If one looks around in male-dominated society, the mourning starts with the birth of baby girl, as she is considered a big liability. Gender discrimination starts from home by girls offered inferior quality food and education. In most of the rural areas girls hardly get a chance to complete basic education. The number reduces drastically in colleges, universities and professional colleges. According to an academician the number of female seeking higher education is on the rise now because many families don’t have boys and girls have to assume the role of ‘sole bread earner of the family’. Another one said that now a boy prefers to marry a working girl because she can help him in fulfilling some of his dreams.

Though, it may look a little divergent, this subscribe recently heard the story of a couple working in one of the leading commercial bank. Prior to marriage both of them were in the same grade but after the marriage wife got quick promotions and the husband failed in getting the corresponding rise. He got so frustrated that after having strangulated relationships for some time decided to divorce his wife. It was not just a separation but virtually disintegration of a family. The husband refused to provide money for the maintenance of children. The mother is now working as well as taking care of children as ‘single parent’. The husband is also facing hardship as wife’s income is no longer available.

 

It may not be wrong to say that in Pakistan’s corporate sector, there is great resistance against entry of females and their promotion in the hierarchy. Most of the men don’t feel comfortable working under the supervision of a female. They say that it appears that these females are looked down by their families; therefore in the office they are often bitter. A female manager in mid-forties but still a single said, “I have to be a little harsh, against my nature, in order to keep male coworkers at a distance”. She went to the extent of saying, “I have earned this position after very hard work, but at times I feel that I would never get a companion of my choice”.

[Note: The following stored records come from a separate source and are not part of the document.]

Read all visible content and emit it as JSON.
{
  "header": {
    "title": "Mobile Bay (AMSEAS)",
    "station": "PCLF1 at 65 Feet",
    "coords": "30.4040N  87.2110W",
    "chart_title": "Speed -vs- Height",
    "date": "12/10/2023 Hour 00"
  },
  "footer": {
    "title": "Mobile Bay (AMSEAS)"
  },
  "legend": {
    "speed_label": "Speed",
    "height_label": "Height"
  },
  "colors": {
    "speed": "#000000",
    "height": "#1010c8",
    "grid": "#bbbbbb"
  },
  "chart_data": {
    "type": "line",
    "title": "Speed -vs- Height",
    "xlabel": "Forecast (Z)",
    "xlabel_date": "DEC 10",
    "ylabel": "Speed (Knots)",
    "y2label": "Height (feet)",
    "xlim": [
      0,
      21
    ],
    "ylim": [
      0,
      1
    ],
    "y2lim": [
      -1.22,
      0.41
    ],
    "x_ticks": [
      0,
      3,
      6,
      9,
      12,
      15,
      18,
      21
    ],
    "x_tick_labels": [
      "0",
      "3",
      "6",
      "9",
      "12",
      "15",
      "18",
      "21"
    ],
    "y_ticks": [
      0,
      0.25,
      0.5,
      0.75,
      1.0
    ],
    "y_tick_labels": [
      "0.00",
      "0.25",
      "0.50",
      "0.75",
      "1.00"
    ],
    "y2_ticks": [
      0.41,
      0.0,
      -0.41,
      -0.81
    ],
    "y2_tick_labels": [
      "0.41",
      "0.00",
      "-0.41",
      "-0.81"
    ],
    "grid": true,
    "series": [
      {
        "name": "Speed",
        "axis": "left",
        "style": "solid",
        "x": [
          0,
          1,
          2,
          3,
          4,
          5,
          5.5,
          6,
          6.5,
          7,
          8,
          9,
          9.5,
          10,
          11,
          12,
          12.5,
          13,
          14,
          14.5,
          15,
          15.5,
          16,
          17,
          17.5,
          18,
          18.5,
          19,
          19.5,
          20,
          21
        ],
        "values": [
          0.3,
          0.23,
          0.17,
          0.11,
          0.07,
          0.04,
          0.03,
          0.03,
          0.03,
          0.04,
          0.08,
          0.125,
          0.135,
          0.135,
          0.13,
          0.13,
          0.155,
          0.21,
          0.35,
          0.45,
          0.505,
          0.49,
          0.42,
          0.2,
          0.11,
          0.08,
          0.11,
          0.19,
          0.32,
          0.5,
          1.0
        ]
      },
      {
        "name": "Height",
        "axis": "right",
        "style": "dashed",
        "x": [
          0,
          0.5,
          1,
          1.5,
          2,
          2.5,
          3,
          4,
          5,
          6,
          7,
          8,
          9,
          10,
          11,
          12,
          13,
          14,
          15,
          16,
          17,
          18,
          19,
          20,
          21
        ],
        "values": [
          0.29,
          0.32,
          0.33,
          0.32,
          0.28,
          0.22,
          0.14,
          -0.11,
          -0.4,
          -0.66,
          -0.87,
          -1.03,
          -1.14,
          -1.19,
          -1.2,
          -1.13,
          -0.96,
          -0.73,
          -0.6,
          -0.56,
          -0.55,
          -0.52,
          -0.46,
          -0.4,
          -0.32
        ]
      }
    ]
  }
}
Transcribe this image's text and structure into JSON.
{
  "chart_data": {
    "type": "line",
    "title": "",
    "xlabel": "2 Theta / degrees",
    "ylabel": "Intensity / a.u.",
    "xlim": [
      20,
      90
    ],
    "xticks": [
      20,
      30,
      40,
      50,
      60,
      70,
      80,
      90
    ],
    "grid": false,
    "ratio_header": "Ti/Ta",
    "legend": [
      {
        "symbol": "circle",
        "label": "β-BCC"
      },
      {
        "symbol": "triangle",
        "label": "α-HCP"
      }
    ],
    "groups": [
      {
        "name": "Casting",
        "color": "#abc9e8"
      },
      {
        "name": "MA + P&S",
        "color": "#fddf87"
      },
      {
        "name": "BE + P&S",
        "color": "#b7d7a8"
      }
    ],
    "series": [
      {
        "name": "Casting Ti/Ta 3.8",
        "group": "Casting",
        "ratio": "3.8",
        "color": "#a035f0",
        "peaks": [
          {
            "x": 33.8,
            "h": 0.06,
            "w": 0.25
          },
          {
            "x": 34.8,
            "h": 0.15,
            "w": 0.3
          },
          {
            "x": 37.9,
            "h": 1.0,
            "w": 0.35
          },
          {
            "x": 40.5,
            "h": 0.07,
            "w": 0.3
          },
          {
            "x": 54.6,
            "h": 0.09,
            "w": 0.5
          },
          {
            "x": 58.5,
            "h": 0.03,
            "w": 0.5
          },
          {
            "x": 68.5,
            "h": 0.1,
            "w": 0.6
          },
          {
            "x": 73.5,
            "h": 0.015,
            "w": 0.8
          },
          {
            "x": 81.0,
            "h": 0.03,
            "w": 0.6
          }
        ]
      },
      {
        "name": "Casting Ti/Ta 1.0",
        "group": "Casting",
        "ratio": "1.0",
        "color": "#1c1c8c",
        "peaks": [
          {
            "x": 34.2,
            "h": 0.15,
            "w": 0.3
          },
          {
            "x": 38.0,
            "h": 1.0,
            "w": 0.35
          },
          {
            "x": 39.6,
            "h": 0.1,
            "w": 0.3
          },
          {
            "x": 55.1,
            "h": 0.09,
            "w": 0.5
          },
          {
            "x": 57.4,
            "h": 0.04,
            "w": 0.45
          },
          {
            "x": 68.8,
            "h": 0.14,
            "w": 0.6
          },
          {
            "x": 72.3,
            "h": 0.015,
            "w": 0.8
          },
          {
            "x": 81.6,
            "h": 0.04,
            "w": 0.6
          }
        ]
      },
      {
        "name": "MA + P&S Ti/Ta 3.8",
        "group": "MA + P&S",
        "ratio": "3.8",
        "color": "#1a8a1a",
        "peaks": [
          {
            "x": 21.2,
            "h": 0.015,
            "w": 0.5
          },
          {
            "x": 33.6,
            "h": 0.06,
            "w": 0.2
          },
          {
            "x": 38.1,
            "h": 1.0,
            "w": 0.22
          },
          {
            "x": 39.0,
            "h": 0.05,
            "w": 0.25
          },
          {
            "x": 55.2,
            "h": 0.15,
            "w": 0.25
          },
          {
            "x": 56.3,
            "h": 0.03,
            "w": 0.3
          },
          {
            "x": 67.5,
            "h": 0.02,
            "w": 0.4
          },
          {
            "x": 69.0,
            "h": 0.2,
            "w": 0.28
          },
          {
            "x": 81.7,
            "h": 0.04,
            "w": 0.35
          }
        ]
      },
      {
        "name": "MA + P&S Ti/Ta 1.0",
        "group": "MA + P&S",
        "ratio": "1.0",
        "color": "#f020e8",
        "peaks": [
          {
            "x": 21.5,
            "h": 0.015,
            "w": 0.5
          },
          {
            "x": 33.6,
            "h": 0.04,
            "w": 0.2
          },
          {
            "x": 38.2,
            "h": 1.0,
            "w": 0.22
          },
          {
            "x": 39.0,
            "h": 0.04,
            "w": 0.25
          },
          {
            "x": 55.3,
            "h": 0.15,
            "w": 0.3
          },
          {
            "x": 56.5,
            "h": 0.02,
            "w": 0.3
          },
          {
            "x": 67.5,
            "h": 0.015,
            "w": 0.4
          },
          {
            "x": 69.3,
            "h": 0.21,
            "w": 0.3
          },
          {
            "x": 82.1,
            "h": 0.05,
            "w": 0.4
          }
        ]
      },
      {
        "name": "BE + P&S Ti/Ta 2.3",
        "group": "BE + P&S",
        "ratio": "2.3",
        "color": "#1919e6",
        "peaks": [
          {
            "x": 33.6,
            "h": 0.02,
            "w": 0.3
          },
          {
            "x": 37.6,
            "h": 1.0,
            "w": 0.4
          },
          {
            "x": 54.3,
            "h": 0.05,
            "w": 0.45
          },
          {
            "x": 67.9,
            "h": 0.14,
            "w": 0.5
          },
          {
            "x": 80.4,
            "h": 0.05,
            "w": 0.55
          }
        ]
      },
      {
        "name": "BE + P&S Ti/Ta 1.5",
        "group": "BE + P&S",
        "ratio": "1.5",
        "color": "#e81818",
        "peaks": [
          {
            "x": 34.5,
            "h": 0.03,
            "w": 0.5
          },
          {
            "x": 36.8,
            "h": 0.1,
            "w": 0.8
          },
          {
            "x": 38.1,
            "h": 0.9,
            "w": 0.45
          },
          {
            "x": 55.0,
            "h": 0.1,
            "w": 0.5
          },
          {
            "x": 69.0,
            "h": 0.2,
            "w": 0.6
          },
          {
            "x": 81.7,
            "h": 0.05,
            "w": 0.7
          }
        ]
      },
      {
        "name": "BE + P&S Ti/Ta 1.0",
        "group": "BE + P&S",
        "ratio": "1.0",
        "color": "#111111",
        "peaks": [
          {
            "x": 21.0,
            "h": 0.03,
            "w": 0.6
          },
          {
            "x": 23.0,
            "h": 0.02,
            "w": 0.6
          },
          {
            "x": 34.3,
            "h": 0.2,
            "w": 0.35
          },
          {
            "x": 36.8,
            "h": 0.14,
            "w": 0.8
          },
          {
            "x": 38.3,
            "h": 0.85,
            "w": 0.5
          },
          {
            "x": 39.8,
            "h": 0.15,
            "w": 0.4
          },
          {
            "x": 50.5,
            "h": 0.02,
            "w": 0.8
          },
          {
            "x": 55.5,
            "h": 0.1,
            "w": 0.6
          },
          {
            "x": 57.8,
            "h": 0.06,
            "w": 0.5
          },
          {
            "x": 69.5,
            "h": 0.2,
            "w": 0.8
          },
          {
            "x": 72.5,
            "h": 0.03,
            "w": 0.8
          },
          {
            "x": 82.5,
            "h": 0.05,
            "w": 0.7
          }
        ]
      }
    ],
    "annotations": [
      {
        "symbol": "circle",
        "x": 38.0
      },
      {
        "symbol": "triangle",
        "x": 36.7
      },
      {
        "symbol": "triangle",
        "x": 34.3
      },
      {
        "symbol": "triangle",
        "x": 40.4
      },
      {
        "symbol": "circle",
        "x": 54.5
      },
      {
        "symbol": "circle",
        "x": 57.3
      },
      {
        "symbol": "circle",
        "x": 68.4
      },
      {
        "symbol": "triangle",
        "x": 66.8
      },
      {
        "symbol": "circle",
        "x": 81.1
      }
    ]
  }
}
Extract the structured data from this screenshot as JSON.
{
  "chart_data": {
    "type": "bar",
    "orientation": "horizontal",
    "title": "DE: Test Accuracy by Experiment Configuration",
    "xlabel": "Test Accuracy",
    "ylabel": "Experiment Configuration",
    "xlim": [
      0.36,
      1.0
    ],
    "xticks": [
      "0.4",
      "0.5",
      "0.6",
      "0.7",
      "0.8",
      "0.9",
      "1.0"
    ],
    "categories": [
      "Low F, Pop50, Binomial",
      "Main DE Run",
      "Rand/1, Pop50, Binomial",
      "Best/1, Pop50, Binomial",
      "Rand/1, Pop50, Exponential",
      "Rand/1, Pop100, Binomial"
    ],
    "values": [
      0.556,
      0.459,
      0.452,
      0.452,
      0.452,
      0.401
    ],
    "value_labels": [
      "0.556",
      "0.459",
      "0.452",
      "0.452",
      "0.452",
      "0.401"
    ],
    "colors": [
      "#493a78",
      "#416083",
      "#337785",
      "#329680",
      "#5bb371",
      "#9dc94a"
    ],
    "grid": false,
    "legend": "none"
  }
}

As stated earlier gender discrimination is common in the corporate world, contrary to the claims of the owners and/or management. According to a Chief Executive Officer (CEO) of a public limited company, “Most of the females prefer to work in ‘number two position’ and refuse to become Head of Department or rise to the position of Chief Operation Officer (COO). Their common complaint is that working in these positions severely affects their family lives and it becomes all the more troublesome if they have to travel within the country and abroad”.

One of a female CEOs of a public limited company showed no hesitation in admitting, “I am able to work long hours and travel extensively only because of the support of my husband and in-laws. My mother-in-law has been taking care of me just like my own mother. Working while the children were young was a bit difficult but she extended all the possible support. Now the children are grown up, but I strongly believe that giving time to my family is one of my major obligations.

According to an expert of corporate affairs, “Many of the public limited companies are dignified ‘proprietorship’ where the owners wish to retain decision making powers with them. In case a female is promoted to the position of CEO, she is a daughter/niece. In many private limited companies the CEO is a female because the owner doesn’t have a son”. He also said, “In Pakistan there is no separation of ownership from management, despite clear regulations issued by Securities and Exchange Commission of Pakistan (SECP). Unless these regulations are implemented in letter and spirit, only the family members will continue to hold the key positions in the corporate sector”.